Наедине с Русью… Эти записки Коровина еще крепче утвердили мои размышления о левитановском неизбывном, постоянном диалоге с природой России. В те юные годы он только подходил к истинному контакту с пейзажем… С годами эта связь стала для Левитана его жизнью, его святой целью.
Все шло бы ничего, но заедали палитру привычные коричневые тона, не хватало смелости увидеть звенящую синь пленэра.
Левитан мается.
Пропадает где-то сутками. Приходит какой-то чужой, с воспаленными глазами, перепачканный красками, худой и печальный.
Саврасов глядит на его маленькие этюды, хмыкает.
Доволен.
И вот наступает первая в судьбе живописца выставка. Прочтите строки из газеты «Русские ведомости», в которых отмечают
«Пейзажист г. Левитан выставил две вещи: одну — «Осень» и другую — «Заросший дворик».
Дальше им дается высокая оценка:
«Все это написано просто мастерски, во всем проглядывает чувство художника, его бесспорно жизненное впечатление от природы; судя по этим двум картинам, нет сомнения, что задатки г. Левитана весьма недюжинного характера». Господин Левитан… А ему, этому юноше, — всего семнадцать лет. Это был 1877 год. Таково начало. Казалось, блестящее. Шлагбаум успеху открыт.
Левитан был истинным певцом Отчизны.
Как-то художник заметил:
«Говорят, что нужно ехать в Италию, только в Италии можно стать художником. Но почему? Чем пальма лучше елки?»
Эта мысль нашла подтверждение во всей его жизни.
Он был певец Отчизны не потому, что не видел красот иноземных. Нет.
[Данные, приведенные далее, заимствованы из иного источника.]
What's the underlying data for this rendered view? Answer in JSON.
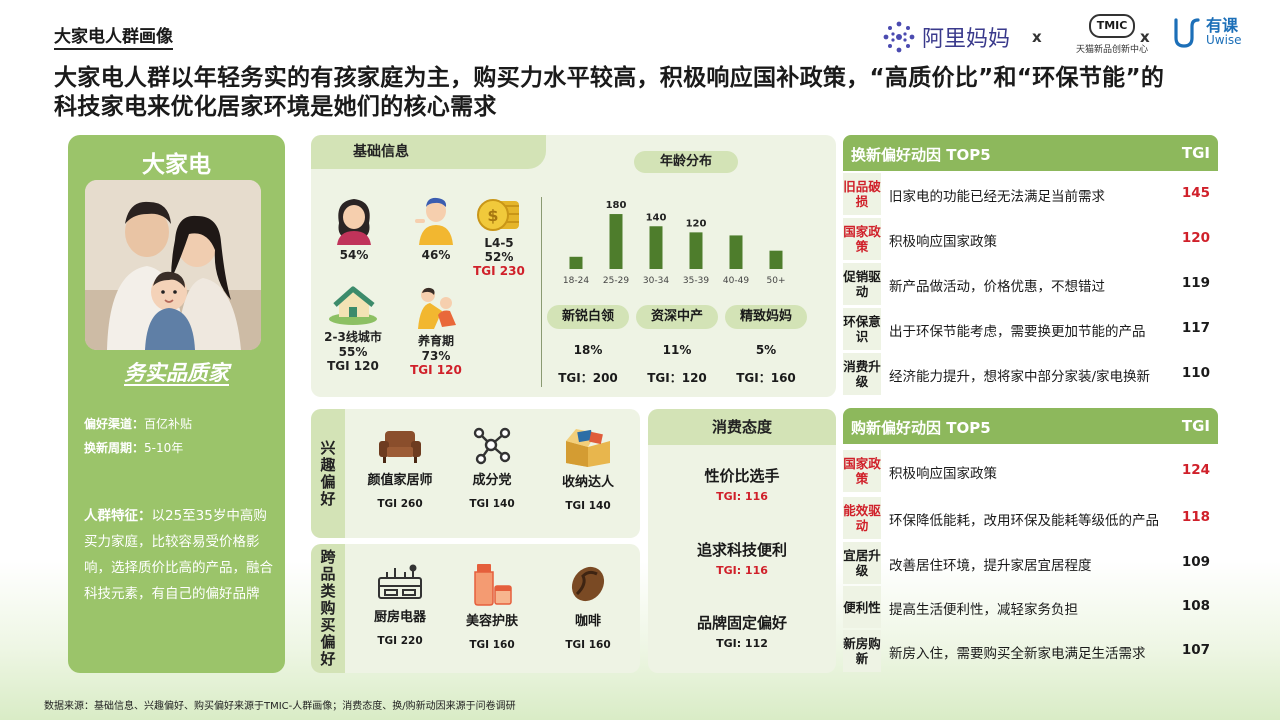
{
  "header": {
    "section_tag": "大家电人群画像",
    "headline": "大家电人群以年轻务实的有孩家庭为主，购买力水平较高，积极响应国补政策，“高质价比”和“环保节能”的科技家电来优化居家环境是她们的核心需求",
    "logos": {
      "ali": "阿里妈妈",
      "x": "x",
      "tmic": "TMIC",
      "tmic_sub": "天猫新品创新中心",
      "uwise_cn": "有课",
      "uwise_en": "Uwise"
    }
  },
  "persona": {
    "title": "大家电",
    "name": "务实品质家",
    "channel_label": "偏好渠道：",
    "channel": "百亿补贴",
    "cycle_label": "换新周期：",
    "cycle": "5-10年",
    "desc_label": "人群特征：",
    "desc": "以25至35岁中高购买力家庭，比较容易受价格影响，选择质价比高的产品，融合科技元素，有自己的偏好品牌"
  },
  "basic": {
    "title": "基础信息",
    "female": "54%",
    "male": "46%",
    "wealth_level": "L4-5",
    "wealth_pct": "52%",
    "wealth_tgi": "TGI 230",
    "city_label": "2-3线城市",
    "city_pct": "55%",
    "city_tgi": "TGI 120",
    "parenting_label": "养育期",
    "parenting_pct": "73%",
    "parenting_tgi": "TGI 120",
    "age_title": "年龄分布",
    "segments": [
      {
        "label": "新锐白领",
        "pct": "18%",
        "tgi": "TGI：200"
      },
      {
        "label": "资深中产",
        "pct": "11%",
        "tgi": "TGI：120"
      },
      {
        "label": "精致妈妈",
        "pct": "5%",
        "tgi": "TGI：160"
      }
    ]
  },
  "chart_data": {
    "type": "bar",
    "title": "年龄分布",
    "categories": [
      "18-24",
      "25-29",
      "30-34",
      "35-39",
      "40-49",
      "50+"
    ],
    "values": [
      40,
      180,
      140,
      120,
      110,
      60
    ],
    "data_labels": [
      "",
      "180",
      "140",
      "120",
      "",
      ""
    ],
    "colors": {
      "bar": "#4e7d2c"
    }
  },
  "interest": {
    "label": "兴趣偏好",
    "items": [
      {
        "icon": "sofa-icon",
        "name": "颜值家居师",
        "tgi": "TGI 260"
      },
      {
        "icon": "molecule-icon",
        "name": "成分党",
        "tgi": "TGI 140"
      },
      {
        "icon": "storage-box-icon",
        "name": "收纳达人",
        "tgi": "TGI 140"
      }
    ]
  },
  "cross": {
    "label": "跨品类购买偏好",
    "items": [
      {
        "icon": "kitchen-appliance-icon",
        "name": "厨房电器",
        "tgi": "TGI 220"
      },
      {
        "icon": "skincare-icon",
        "name": "美容护肤",
        "tgi": "TGI 160"
      },
      {
        "icon": "coffee-bean-icon",
        "name": "咖啡",
        "tgi": "TGI 160"
      }
    ]
  },
  "attitude": {
    "title": "消费态度",
    "items": [
      {
        "name": "性价比选手",
        "tgi": "TGI: 116"
      },
      {
        "name": "追求科技便利",
        "tgi": "TGI: 116"
      },
      {
        "name": "品牌固定偏好",
        "tgi": "TGI: 112"
      }
    ]
  },
  "renew": {
    "title": "换新偏好动因 TOP5",
    "tgi_label": "TGI",
    "rows": [
      {
        "tag": "旧品破损",
        "text": "旧家电的功能已经无法满足当前需求",
        "tgi": "145"
      },
      {
        "tag": "国家政策",
        "text": "积极响应国家政策",
        "tgi": "120"
      },
      {
        "tag": "促销驱动",
        "text": "新产品做活动，价格优惠，不想错过",
        "tgi": "119"
      },
      {
        "tag": "环保意识",
        "text": "出于环保节能考虑，需要换更加节能的产品",
        "tgi": "117"
      },
      {
        "tag": "消费升级",
        "text": "经济能力提升，想将家中部分家装/家电换新",
        "tgi": "110"
      }
    ]
  },
  "newbuy": {
    "title": "购新偏好动因 TOP5",
    "tgi_label": "TGI",
    "rows": [
      {
        "tag": "国家政策",
        "text": "积极响应国家政策",
        "tgi": "124"
      },
      {
        "tag": "能效驱动",
        "text": "环保降低能耗，改用环保及能耗等级低的产品",
        "tgi": "118"
      },
      {
        "tag": "宜居升级",
        "text": "改善居住环境，提升家居宜居程度",
        "tgi": "109"
      },
      {
        "tag": "便利性",
        "text": "提高生活便利性，减轻家务负担",
        "tgi": "108"
      },
      {
        "tag": "新房购新",
        "text": "新房入住，需要购买全新家电满足生活需求",
        "tgi": "107"
      }
    ]
  },
  "source": "数据来源：基础信息、兴趣偏好、购买偏好来源于TMIC-人群画像；消费态度、换/购新动因来源于问卷调研"
}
Он не раз колесил по Европе, но жизнь искусства была дома, на Родине.
Надо представить себе Левитана той поры — юношу экзальтированного, с воспаленной фантазией, прибитого бытом… И, несмотря на это, мощно и прямо идущего к своей цели, к созданию портрета русской природы — яркого, многозначного, объемного.
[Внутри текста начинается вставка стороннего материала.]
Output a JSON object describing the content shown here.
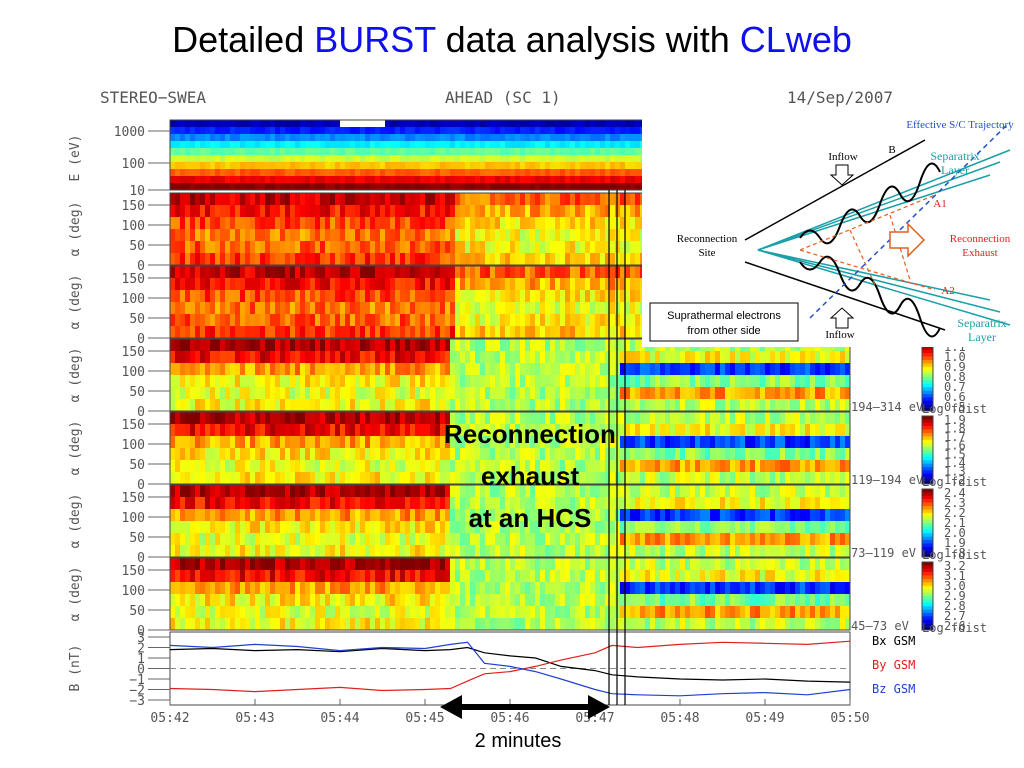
{
  "title": {
    "prefix": "Detailed",
    "highlight1": "BURST",
    "middle": "data analysis with",
    "highlight2": "CLweb"
  },
  "plot_header": {
    "instrument": "STEREO−SWEA",
    "spacecraft": "AHEAD (SC 1)",
    "date": "14/Sep/2007"
  },
  "energy_panel": {
    "label": "E (eV)",
    "ticks": [
      "1000",
      "100",
      "10"
    ]
  },
  "pitch_panels": [
    {
      "label": "α (deg)",
      "ticks": [
        "150",
        "100",
        "50",
        "0"
      ]
    },
    {
      "label": "α (deg)",
      "ticks": [
        "150",
        "100",
        "50",
        "0"
      ]
    },
    {
      "label": "α (deg)",
      "ticks": [
        "150",
        "100",
        "50",
        "0"
      ],
      "band": "194–314 eV",
      "colorbar": {
        "title": "Log fdist",
        "ticks": [
          "1.1",
          "1.0",
          "0.9",
          "0.8",
          "0.7",
          "0.6",
          "0.5"
        ]
      }
    },
    {
      "label": "α (deg)",
      "ticks": [
        "150",
        "100",
        "50",
        "0"
      ],
      "band": "119–194 eV",
      "colorbar": {
        "title": "Log fdist",
        "ticks": [
          "1.9",
          "1.8",
          "1.7",
          "1.6",
          "1.5",
          "1.4",
          "1.3",
          "1.2"
        ]
      }
    },
    {
      "label": "α (deg)",
      "ticks": [
        "150",
        "100",
        "50",
        "0"
      ],
      "band": "73–119 eV",
      "colorbar": {
        "title": "Log fdist",
        "ticks": [
          "2.4",
          "2.3",
          "2.2",
          "2.1",
          "2.0",
          "1.9",
          "1.8"
        ]
      }
    },
    {
      "label": "α (deg)",
      "ticks": [
        "150",
        "100",
        "50",
        "0"
      ],
      "band": "45–73 eV",
      "colorbar": {
        "title": "Log fdist",
        "ticks": [
          "3.2",
          "3.1",
          "3.0",
          "2.9",
          "2.8",
          "2.7",
          "2.6"
        ]
      }
    }
  ],
  "chart_data": {
    "type": "line",
    "ylabel": "B (nT)",
    "x": [
      0,
      0.5,
      1,
      1.5,
      2,
      2.5,
      3,
      3.3,
      3.5,
      3.7,
      4,
      4.3,
      4.6,
      5,
      5.2,
      5.5,
      6,
      6.5,
      7,
      7.5,
      8
    ],
    "series": [
      {
        "name": "Bx GSM",
        "color": "#000000",
        "values": [
          1.8,
          1.9,
          1.7,
          1.8,
          1.6,
          1.9,
          1.7,
          1.8,
          2.0,
          1.5,
          1.2,
          1.0,
          0.2,
          -0.2,
          -0.6,
          -0.8,
          -1.0,
          -1.1,
          -1.0,
          -1.2,
          -1.3
        ]
      },
      {
        "name": "By GSM",
        "color": "#e02020",
        "values": [
          -1.9,
          -2.0,
          -2.2,
          -2.0,
          -1.8,
          -2.1,
          -2.0,
          -1.9,
          -1.2,
          -0.5,
          -0.3,
          0.2,
          0.8,
          1.5,
          2.2,
          2.0,
          2.3,
          2.5,
          2.4,
          2.3,
          2.6
        ]
      },
      {
        "name": "Bz GSM",
        "color": "#2040d0",
        "values": [
          2.2,
          2.0,
          2.3,
          2.1,
          1.7,
          2.0,
          1.9,
          2.3,
          2.5,
          0.5,
          0.2,
          -0.3,
          -1.0,
          -2.0,
          -2.4,
          -2.5,
          -2.6,
          -2.4,
          -2.3,
          -2.5,
          -2.0
        ]
      }
    ],
    "xlim": [
      0,
      8
    ],
    "ylim": [
      -3,
      3
    ],
    "xticks": [
      {
        "value": 0,
        "label": "05:42"
      },
      {
        "value": 1,
        "label": "05:43"
      },
      {
        "value": 2,
        "label": "05:44"
      },
      {
        "value": 3,
        "label": "05:45"
      },
      {
        "value": 4,
        "label": "05:46"
      },
      {
        "value": 5,
        "label": "05:47"
      },
      {
        "value": 6,
        "label": "05:48"
      },
      {
        "value": 7,
        "label": "05:49"
      },
      {
        "value": 8,
        "label": "05:50"
      }
    ],
    "yticks": [
      3,
      2,
      1,
      0,
      {
        "value": -1,
        "label": "−1"
      },
      {
        "value": -2,
        "label": "−2"
      },
      {
        "value": -3,
        "label": "−3"
      }
    ]
  },
  "annotations": {
    "exhaust": [
      "Reconnection",
      "exhaust",
      "at an HCS"
    ],
    "duration": "2 minutes"
  },
  "inset": {
    "trajectory": "Effective S/C Trajectory",
    "inflow_top": "Inflow",
    "field": "B",
    "separatrix_upper": [
      "Separatrix",
      "Layer"
    ],
    "a1": "A1",
    "site": [
      "Reconnection",
      "Site"
    ],
    "exhaust": [
      "Reconnection",
      "Exhaust"
    ],
    "a2": "A2",
    "suprathermal": [
      "Suprathermal electrons",
      "from other side"
    ],
    "inflow_bottom": "Inflow",
    "separatrix_lower": [
      "Separatrix",
      "Layer"
    ]
  }
}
… Вскоре стираются воспоминания детства, обычно самые яркие.
Он живет будущим.
Левитана поддерживали. Его маленькие этюды не раз экспонировались на выставках и имели успех, но… В 1879 году страну сотряс выстрел в императора Александра II.
Москва теперь закрыта для Левитана.
Он уезжает за город, в Салтыковку, и оттуда ежедневно добирается в Москву на «чугунке».
Денег нет.
Ботинки разбиты.
Драный костюм и пустые карманы.
Стыдно было показываться на люди.
Так накапливались в душе одиночество и тоска, которые даже в дни самых светлых удач омрачали жизнь молодого живописца. И эти перепады чувств рождали меланхолию — эту страшную ржавчину души.
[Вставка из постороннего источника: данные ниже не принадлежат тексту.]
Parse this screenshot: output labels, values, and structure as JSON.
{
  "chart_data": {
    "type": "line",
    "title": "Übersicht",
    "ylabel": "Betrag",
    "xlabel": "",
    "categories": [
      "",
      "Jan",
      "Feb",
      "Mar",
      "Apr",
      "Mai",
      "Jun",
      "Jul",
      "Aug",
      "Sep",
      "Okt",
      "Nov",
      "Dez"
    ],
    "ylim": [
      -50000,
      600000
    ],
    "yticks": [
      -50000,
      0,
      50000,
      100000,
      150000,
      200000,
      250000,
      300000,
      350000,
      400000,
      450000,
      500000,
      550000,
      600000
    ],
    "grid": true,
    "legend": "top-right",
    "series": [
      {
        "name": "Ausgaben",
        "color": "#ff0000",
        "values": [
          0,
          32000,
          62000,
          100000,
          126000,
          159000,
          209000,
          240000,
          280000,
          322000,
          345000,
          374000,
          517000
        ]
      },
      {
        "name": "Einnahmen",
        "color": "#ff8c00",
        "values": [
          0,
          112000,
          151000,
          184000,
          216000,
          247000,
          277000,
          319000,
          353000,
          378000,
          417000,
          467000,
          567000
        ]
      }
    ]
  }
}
Но он работал с энергией, изучая пейзаж во всех его деталях и подробностях, в цвете и тоне. Почерку Левитана с годами все более и более будет свойственна широта обобщения в мазке, колорите и композиции.
Но это был результат невероятного труда, наблюдения.
От деталей к общему — таков закон большого искусства.
История с учителями у Левитана была интересной и своеобычной.
Великий Перов известен как проповедник критического реализма. Его полотна были полны горькой правды жизни.
«Московская школа, — вспоминали о той поре С. Глаголь и М. Нестеров, — носила в себе своеобразный яркий отпечаток страстного увлечения и художественного подъема».
И, думается, по своим устремлениям Москва и ее училище были в какой-то степени антиподом петербургской Академии.
Это чувствовалось по многим признакам.